The father of the Italian language was born in Florence into a minor noble family and had grown up around the white Guelphs, a Florentine political faction. Exiled as a result of political unrest, Dante wrote his “Commedia, which deservedly earned the title of Divina” (Benedict XV, In preclara summorum, April 30, 1921). Its three parts make it the literary summa of Christian civilization, as well as one of the masterpieces of universal literature. “The Divine Comedy is a poem of peace: the Inferno a dirge for peace forever lost, the Purgatorio a wistful hymn of hope for peace, and the Paradiso a triumphant anthem of peace fully and eternally possessed” (Paul VI, Altissimi cantus, December 7, 1965).

Many composers have set Dante’s verses to music or have been inspired by reading the poem.

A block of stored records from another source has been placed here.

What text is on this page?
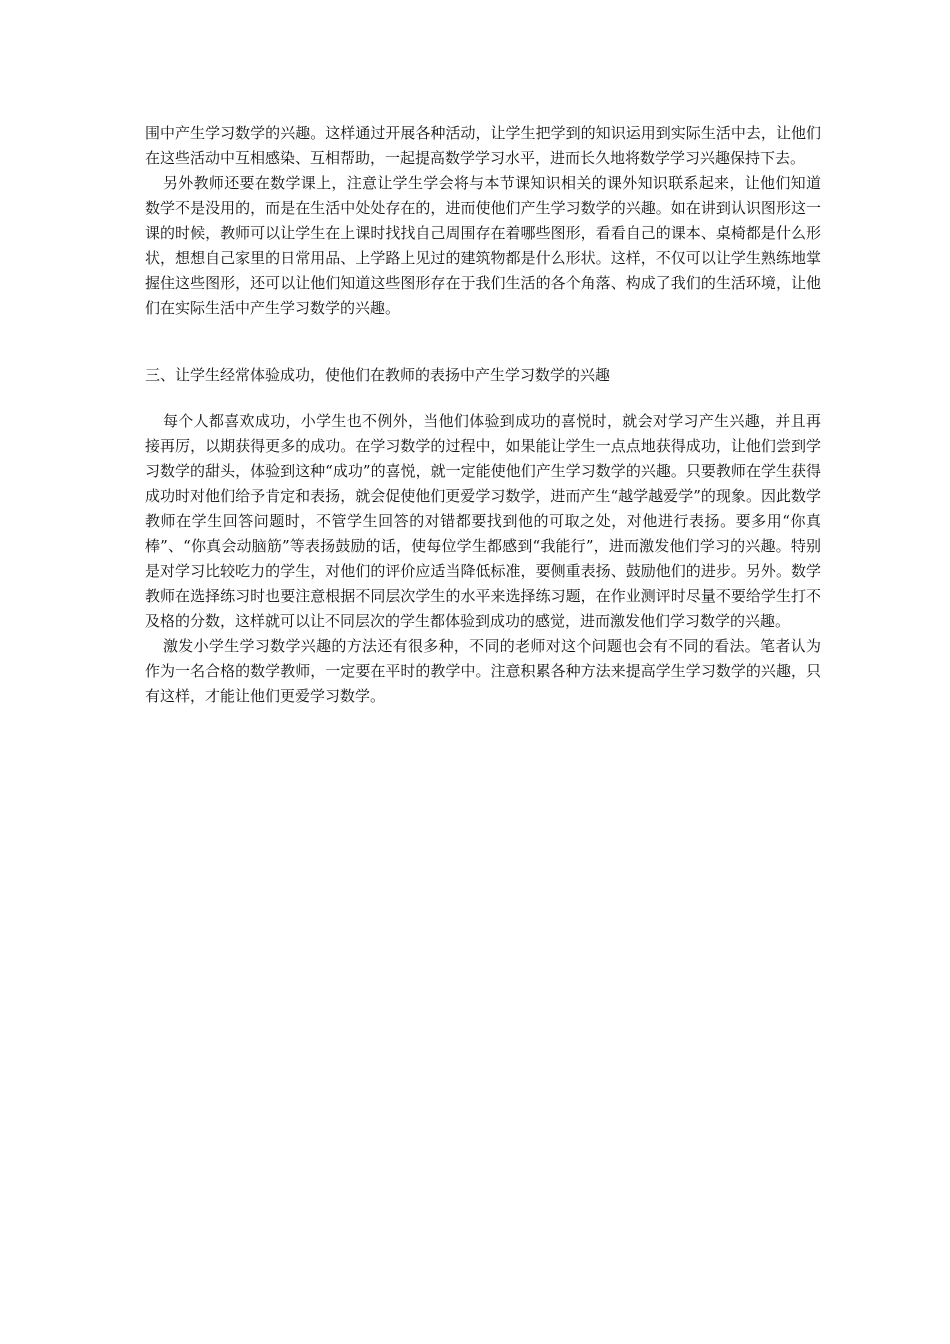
围中产生学习数学的兴趣。这样通过开展各种活动，让学生把学到的知识运用到实际生活中去，让他们在这些活动中互相感染、互相帮助，一起提高数学学习水平，进而长久地将数学学习兴趣保持下去。

另外教师还要在数学课上，注意让学生学会将与本节课知识相关的课外知识联系起来，让他们知道数学不是没用的，而是在生活中处处存在的，进而使他们产生学习数学的兴趣。如在讲到认识图形这一课的时候，教师可以让学生在上课时找找自己周围存在着哪些图形，看看自己的课本、桌椅都是什么形状，想想自己家里的日常用品、上学路上见过的建筑物都是什么形状。这样，不仅可以让学生熟练地掌握住这些图形，还可以让他们知道这些图形存在于我们生活的各个角落、构成了我们的生活环境，让他们在实际生活中产生学习数学的兴趣。

三、让学生经常体验成功，使他们在教师的表扬中产生学习数学的兴趣

每个人都喜欢成功，小学生也不例外，当他们体验到成功的喜悦时，就会对学习产生兴趣，并且再接再厉，以期获得更多的成功。在学习数学的过程中，如果能让学生一点点地获得成功，让他们尝到学习数学的甜头，体验到这种“成功”的喜悦，就一定能使他们产生学习数学的兴趣。只要教师在学生获得成功时对他们给予肯定和表扬，就会促使他们更爱学习数学，进而产生“越学越爱学”的现象。因此数学教师在学生回答问题时，不管学生回答的对错都要找到他的可取之处，对他进行表扬。要多用“你真棒”、“你真会动脑筋”等表扬鼓励的话，使每位学生都感到“我能行”，进而激发他们学习的兴趣。特别是对学习比较吃力的学生，对他们的评价应适当降低标准，要侧重表扬、鼓励他们的进步。另外。数学教师在选择练习时也要注意根据不同层次学生的水平来选择练习题，在作业测评时尽量不要给学生打不及格的分数，这样就可以让不同层次的学生都体验到成功的感觉，进而激发他们学习数学的兴趣。

激发小学生学习数学兴趣的方法还有很多种，不同的老师对这个问题也会有不同的看法。笔者认为作为一名合格的数学教师，一定要在平时的教学中。注意积累各种方法来提高学生学习数学的兴趣，只有这样，才能让他们更爱学习数学。
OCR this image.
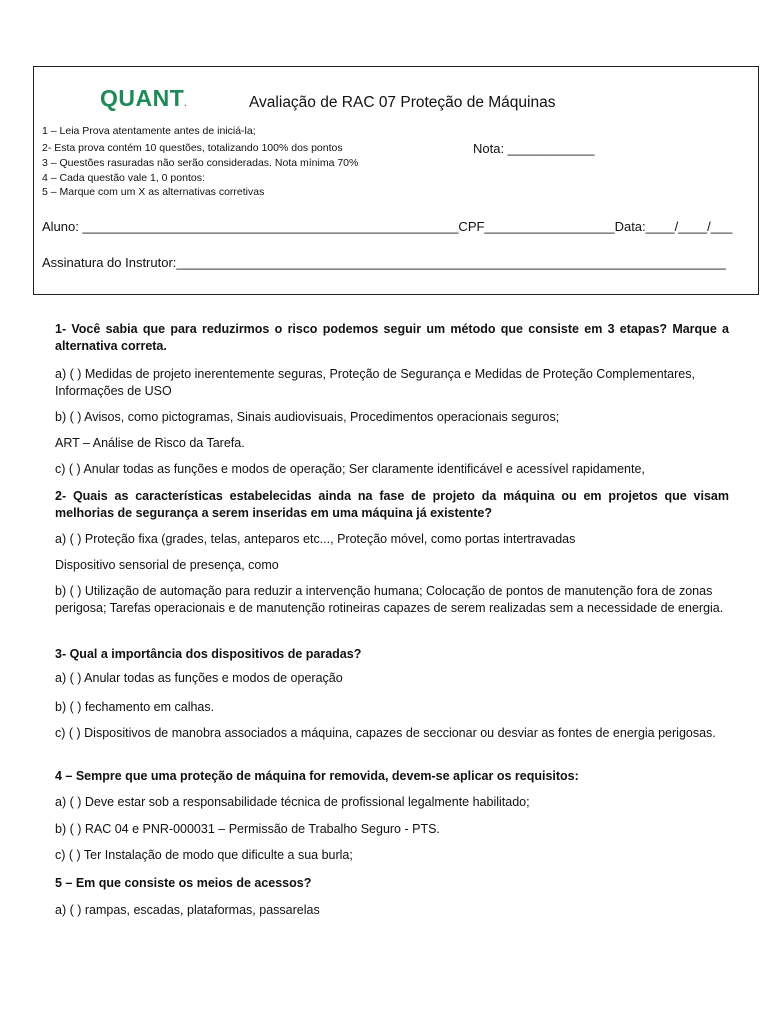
QUANT.	Avaliação de RAC 07 Proteção de Máquinas
1 – Leia Prova atentamente antes de iniciá-la;
2- Esta prova contém 10 questões, totalizando 100% dos pontos
3 – Questões rasuradas não serão consideradas. Nota mínima 70%
4 – Cada questão vale 1, 0 pontos:
5 – Marque com um X as alternativas corretivas
Nota: ____________
Aluno: ____________________________________________________CPF__________________Data:____/____/___
Assinatura do Instrutor:____________________________________________________________________________
1- Você sabia que para reduzirmos o risco podemos seguir um método que consiste em 3 etapas? Marque a alternativa correta.
a) ( ) Medidas de projeto inerentemente seguras, Proteção de Segurança e Medidas de Proteção Complementares, Informações de USO
b) ( ) Avisos, como pictogramas, Sinais audiovisuais, Procedimentos operacionais seguros;
ART – Análise de Risco da Tarefa.
c) ( ) Anular todas as funções e modos de operação; Ser claramente identificável e acessível rapidamente,
2- Quais as características estabelecidas ainda na fase de projeto da máquina ou em projetos que visam melhorias de segurança a serem inseridas em uma máquina já existente?
a) ( ) Proteção fixa (grades, telas, anteparos etc..., Proteção móvel, como portas intertravadas
Dispositivo sensorial de presença, como
b) ( ) Utilização de automação para reduzir a intervenção humana; Colocação de pontos de manutenção fora de zonas perigosa; Tarefas operacionais e de manutenção rotineiras capazes de serem realizadas sem a necessidade de energia.
3- Qual a importância dos dispositivos de paradas?
a) ( ) Anular todas as funções e modos de operação
b) ( ) fechamento em calhas.
c) ( ) Dispositivos de manobra associados a máquina, capazes de seccionar ou desviar as fontes de energia perigosas.
4 – Sempre que uma proteção de máquina for removida, devem-se aplicar os requisitos:
a) ( ) Deve estar sob a responsabilidade técnica de profissional legalmente habilitado;
b) ( ) RAC 04 e PNR-000031 – Permissão de Trabalho Seguro - PTS.
c) ( ) Ter Instalação de modo que dificulte a sua burla;
5 – Em que consiste os meios de acessos?
a) ( ) rampas, escadas, plataformas, passarelas
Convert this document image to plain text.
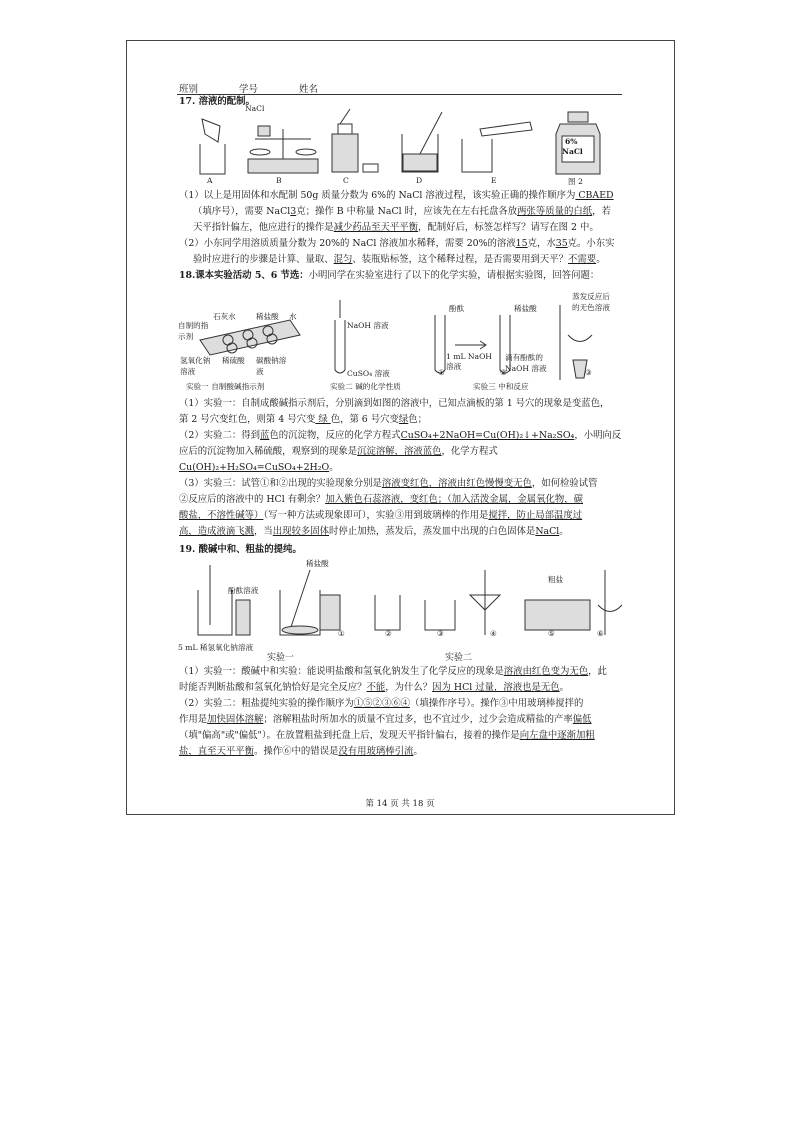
班别________ 学号________ 姓名__________
17. 溶液的配制。
NaCl
6%
NaCl
A	B	C	D	E	图 2
（1）以上是用固体和水配制 50g 质量分数为 6%的 NaCl 溶液过程，该实验正确的操作顺序为 CBAED
（填序号），需要 NaCl3克；操作 B 中称量 NaCl 时，应该先在左右托盘各放两张等质量的白纸，若
天平指针偏左，他应进行的操作是减少药品至天平平衡，配制好后，标签怎样写？请写在图 2 中。
（2）小东同学用溶质质量分数为 20%的 NaCl 溶液加水稀释，需要 20%的溶液15克，水35克。小东实
验时应进行的步骤是计算、量取、混匀、装瓶贴标签，这个稀释过程，是否需要用到天平？不需要。
18.课本实验活动 5、6 节选：小明同学在实验室进行了以下的化学实验，请根据实验图，回答问题：
石灰水	稀盐酸 水
自制的指示剂
氢氧化钠溶液
稀硫酸 碳酸钠溶液
NaOH 溶液
CuSO₄ 溶液
酚酞	稀盐酸
1 mL NaOH 溶液
滴有酚酞的 NaOH 溶液
蒸发反应后的无色溶液
①	②	③
实验一 自制酸碱指示剂	实验二 碱的化学性质	实验三 中和反应
（1）实验一：自制成酸碱指示剂后，分别滴到如图的溶液中，已知点滴板的第 1 号穴的现象是变蓝色，
第 2 号穴变红色，则第 4 号穴变 绿 色，第 6 号穴变绿色；
（2）实验二：得到蓝色的沉淀物，反应的化学方程式CuSO₄+2NaOH=Cu(OH)₂↓+Na₂SO₄，小明向反
应后的沉淀物加入稀硫酸，观察到的现象是沉淀溶解，溶液蓝色，化学方程式
Cu(OH)₂+H₂SO₄=CuSO₄+2H₂O。
（3）实验三：试管①和②出现的实验现象分别是溶液变红色，溶液由红色慢慢变无色，如何检验试管
②反应后的溶液中的 HCl 有剩余？加入紫色石蕊溶液，变红色；（加入活泼金属，金属氧化物，碳
酸盐，不溶性碱等）（写一种方法或现象即可），实验③用到玻璃棒的作用是搅拌，防止局部温度过
高，造成液滴飞溅，当出现较多固体时停止加热，蒸发后，蒸发皿中出现的白色固体是NaCl。
19. 酸碱中和、粗盐的提纯。
稀盐酸
酚酞溶液
粗盐
5 mL 稀氢氧化钠溶液
①	②	③	④	⑤	⑥
实验一	实验二
（1）实验一：酸碱中和实验：能说明盐酸和氢氧化钠发生了化学反应的现象是溶液由红色变为无色，此
时能否判断盐酸和氢氧化钠恰好是完全反应？不能，为什么？因为 HCl 过量，溶液也是无色。
（2）实验二：粗盐提纯实验的操作顺序为①⑤②③⑥④（填操作序号）。操作③中用玻璃棒搅拌的
作用是加快固体溶解；溶解粗盐时所加水的质量不宜过多，也不宜过少，过少会造成精盐的产率偏低
（填"偏高"或"偏低"）。在放置粗盐到托盘上后，发现天平指针偏右，接着的操作是向左盘中逐渐加粗
盐，直至天平平衡。操作⑥中的错误是没有用玻璃棒引流。
第 14 页 共 18 页
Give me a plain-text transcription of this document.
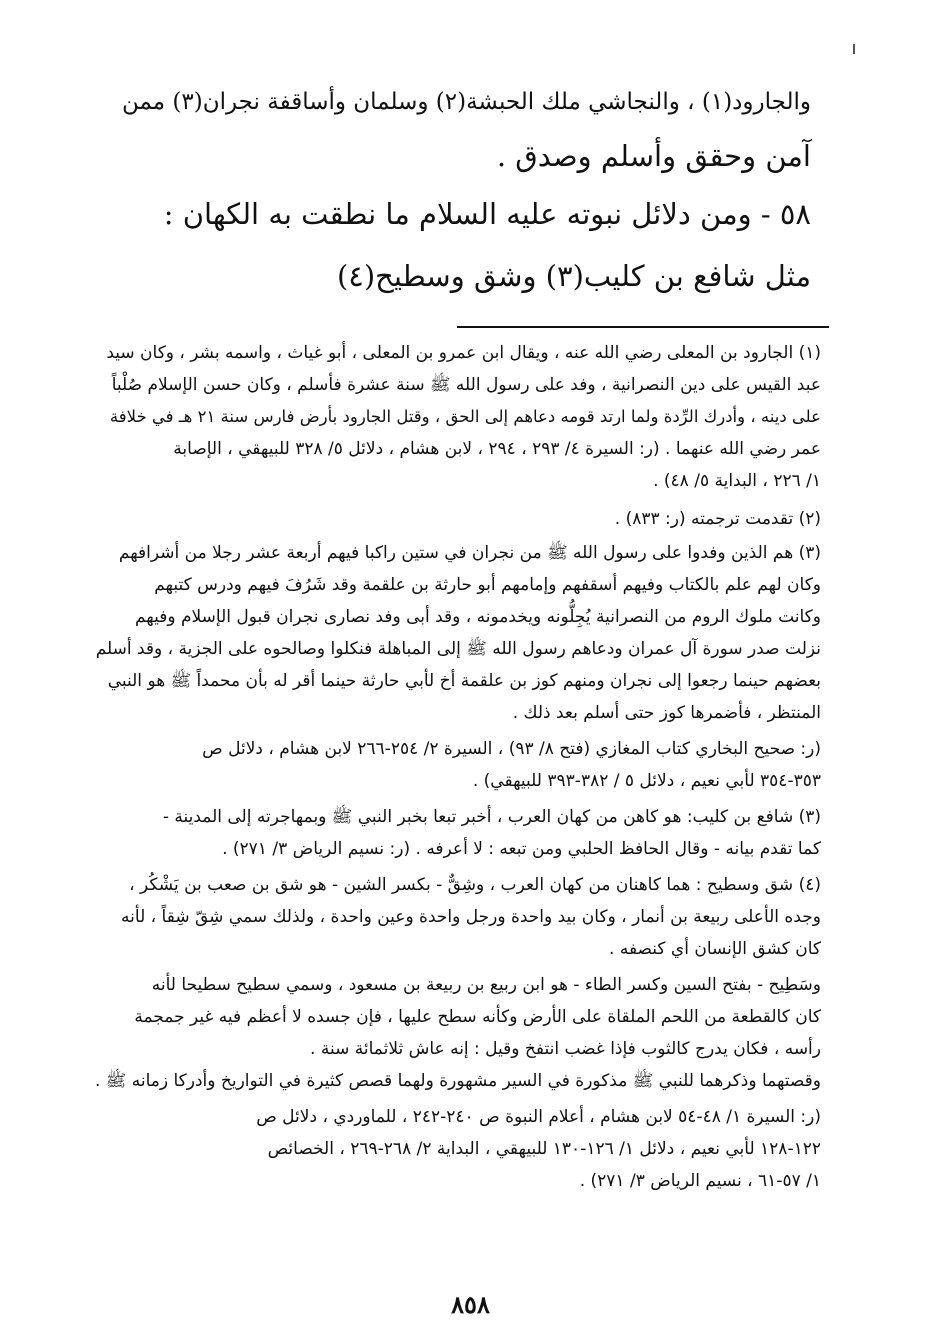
والجارود(١) ، والنجاشي ملك الحبشة(٢) وسلمان وأساقفة نجران(٣) ممن
آمن وحقق وأسلم وصدق .
٥٨ - ومن دلائل نبوته عليه السلام ما نطقت به الكهان :
مثل شافع بن كليب(٣) وشق وسطيح(٤)
(١) الجارود بن المعلى رضي الله عنه ، ويقال ابن عمرو بن المعلى ، أبو غياث ، واسمه بشر ، وكان سيد
عبد القيس على دين النصرانية ، وفد على رسول الله ﷺ سنة عشرة فأسلم ، وكان حسن الإسلام صُلْباً
على دينه ، وأدرك الرِّدة ولما ارتد قومه دعاهم إلى الحق ، وقتل الجارود بأرض فارس سنة ٢١ هـ في خلافة
عمر رضي الله عنهما . (ر: السيرة ٤/ ٢٩٣ ، ٢٩٤ ، لابن هشام ، دلائل ٥/ ٣٢٨ للبيهقي ، الإصابة
١/ ٢٢٦ ، البداية ٥/ ٤٨) .
(٢) تقدمت ترجمته (ر: ٨٣٣) .
(٣) هم الذين وفدوا على رسول الله ﷺ من نجران في ستين راكبا فيهم أربعة عشر رجلا من أشرافهم
وكان لهم علم بالكتاب وفيهم أسقفهم وإمامهم أبو حارثة بن علقمة وقد شَرُفَ فيهم ودرس كتبهم
وكانت ملوك الروم من النصرانية يُجِلُّونه ويخدمونه ، وقد أبى وفد نصارى نجران قبول الإسلام وفيهم
نزلت صدر سورة آل عمران ودعاهم رسول الله ﷺ إلى المباهلة فنكلوا وصالحوه على الجزية ، وقد أسلم
بعضهم حينما رجعوا إلى نجران ومنهم كوز بن علقمة أخ لأبي حارثة حينما أقر له بأن محمداً ﷺ هو النبي
المنتظر ، فأضمرها كوز حتى أسلم بعد ذلك .
(ر: صحيح البخاري كتاب المغازي (فتح ٨/ ٩٣) ، السيرة ٢/ ٢٥٤-٢٦٦ لابن هشام ، دلائل ص
٣٥٣-٣٥٤ لأبي نعيم ، دلائل ٥ / ٣٨٢-٣٩٣ للبيهقي) .
(٣) شافع بن كليب: هو كاهن من كهان العرب ، أخبر تبعا بخبر النبي ﷺ وبمهاجرته إلى المدينة -
كما تقدم بيانه - وقال الحافظ الحلبي ومن تبعه : لا أعرفه . (ر: نسيم الرياض ٣/ ٢٧١) .
(٤) شق وسطيح : هما كاهنان من كهان العرب ، وشِقٌّ - بكسر الشين - هو شق بن صعب بن يَشْكُر ،
وجده الأعلى ربيعة بن أنمار ، وكان بيد واحدة ورجل واحدة وعين واحدة ، ولذلك سمي شِقّ شِقاً ، لأنه
كان كشق الإنسان أي كنصفه .
وسَطِيح - بفتح السين وكسر الطاء - هو ابن ربيع بن ربيعة بن مسعود ، وسمي سطيح سطيحا لأنه
كان كالقطعة من اللحم الملقاة على الأرض وكأنه سطح عليها ، فإن جسده لا أعظم فيه غير جمجمة
رأسه ، فكان يدرج كالثوب فإذا غضب انتفخ وقيل : إنه عاش ثلاثمائة سنة .
وقصتهما وذكرهما للنبي ﷺ مذكورة في السير مشهورة ولهما قصص كثيرة في التواريخ وأدركا زمانه ﷺ .
(ر: السيرة ١/ ٤٨-٥٤ لابن هشام ، أعلام النبوة ص ٢٤٠-٢٤٢ ، للماوردي ، دلائل ص
١٢٢-١٢٨ لأبي نعيم ، دلائل ١/ ١٢٦-١٣٠ للبيهقي ، البداية ٢/ ٢٦٨-٢٦٩ ، الخصائص
١/ ٥٧-٦١ ، نسيم الرياض ٣/ ٢٧١) .
٨٥٨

Here are some examples in chronological order: Il conte Ugolino (Inferno 33,1-84) and Pia de’ Tolomei by Gaetano Donizetti (1828 and 1837, respectively), Lamento del conte Ugolino by Francesco Morlacchi (1832), La Francesca (Inferno 5.127-138) by Gioachino Rossini (1848), Après une lecture du Dante and the Dante-Symphony by Franz Liszt (1849 and 1857, respectively), the Sinfonia Dante in re minore by Giovanni Pacini (1864), Francesca da Rimini by Pyotr Ilyich Tchaikovsky (1876), the Inferno Symphonic Fantasy by Max Reger (1901), Francesca da Rimini by Riccardo Zandonai (1914), Gianni Schicchi by Giacomo Puccini (1918).